The AI Rollercoaster: Why We Keep Going from 'It's Over' to 'We're So Back'
Been scrolling through AI discussions lately and stumbled across this fascinating chart showing the emotional rollercoaster we’ve all been on with AI development over the past few years. The graph perfectly captures what someone described as the “it’s so over” to “we’re so back” vibes that seem to define our relationship with artificial intelligence progress.
Looking at those peaks and valleys, it really does feel like we’re all passengers on some sort of collective emotional pendulum. One minute everyone’s convinced we’ve hit the dreaded “AI wall” and progress has stagnated, the next minute there’s a breakthrough that has us all believing the singularity is just around the corner.
What struck me most about the discussion was how different people are interpreting the same data. Some see a sigmoid curve levelling off, others spot a sine wave pattern, and a few optimists still believe we’re on an exponential trajectory with temporary dips. The truth is probably somewhere in between, but it highlights how our perception of AI progress is as much about psychology as it is about actual technical advancement.
The investor perspective really resonated with my IT background. One user made a brilliant point about how markets can outpace actual development - essentially pricing in expectations that reality simply can’t match. It reminded me of the dot-com bubble, where companies with barely functional websites were valued like they’d already revolutionised commerce. The Dyson sphere analogy was particularly apt: even if we captured all the sun’s energy, investors would probably price in five suns and then act shocked when we fell short.
Working in DevOps, I’ve seen this pattern play out countless times with new technologies. There’s always that initial honeymoon period where everyone thinks the new tool will solve all their problems, followed by the inevitable disappointment when reality sets in, and then finally a more mature understanding of what the technology can actually deliver. Kubernetes, Docker, even cloud computing went through similar cycles.
The GPT-4o discussion was interesting too. Whether it was actually better than GPT-4 seems to depend on how you were using it and what you were measuring. This speaks to something I’ve noticed in my day job - the gap between benchmarks and real-world performance can be enormous. A model might score brilliantly on standardised tests but struggle with the specific quirks of your particular use case.
What worries me, though, is how this emotional volatility might be masking more serious concerns about AI development. While we’re all caught up in whether the latest model is incrementally better than the last one, we’re not spending enough time thinking about the environmental impact of training these massive models, or the social implications of potentially displacing entire categories of work. The energy consumption alone is staggering - and that’s something that should concern anyone who cares about climate change.

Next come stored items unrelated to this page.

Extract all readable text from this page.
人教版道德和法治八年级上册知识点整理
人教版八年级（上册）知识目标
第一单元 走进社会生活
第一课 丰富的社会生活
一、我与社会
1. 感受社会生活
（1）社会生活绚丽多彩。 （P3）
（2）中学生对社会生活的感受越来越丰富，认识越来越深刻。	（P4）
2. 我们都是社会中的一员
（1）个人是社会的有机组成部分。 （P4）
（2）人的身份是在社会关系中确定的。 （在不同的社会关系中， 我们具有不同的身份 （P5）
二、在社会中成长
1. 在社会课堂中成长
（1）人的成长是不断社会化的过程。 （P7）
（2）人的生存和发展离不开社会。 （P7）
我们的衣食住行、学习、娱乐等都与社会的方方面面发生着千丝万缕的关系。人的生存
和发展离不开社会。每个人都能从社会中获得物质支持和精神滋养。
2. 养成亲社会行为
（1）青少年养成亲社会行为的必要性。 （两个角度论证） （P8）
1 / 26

But here’s the thing that gives me hope: the discussion itself shows we’re becoming more sophisticated in our thinking about AI progress. People are starting to look beyond just raw capability improvements and considering different paradigms - neuromorphic chips, spiking neural networks, entirely new approaches to reasoning. That suggests we’re moving past the hype cycle into more nuanced territory.
Maybe the real progress isn’t in the models themselves, but in how we’re learning to think about artificial intelligence as a technology that’s going to develop in fits and starts, with plateaus and breakthroughs, rather than the smooth exponential curve that Silicon Valley marketing departments would have us believe.
The person who set a reminder for one year from now has the right idea. Sometimes the only way to really judge progress is to step back and look at the bigger picture. Whatever happens next in AI development, at least we’re getting better at managing our expectations - and that might be the most important advancement of all.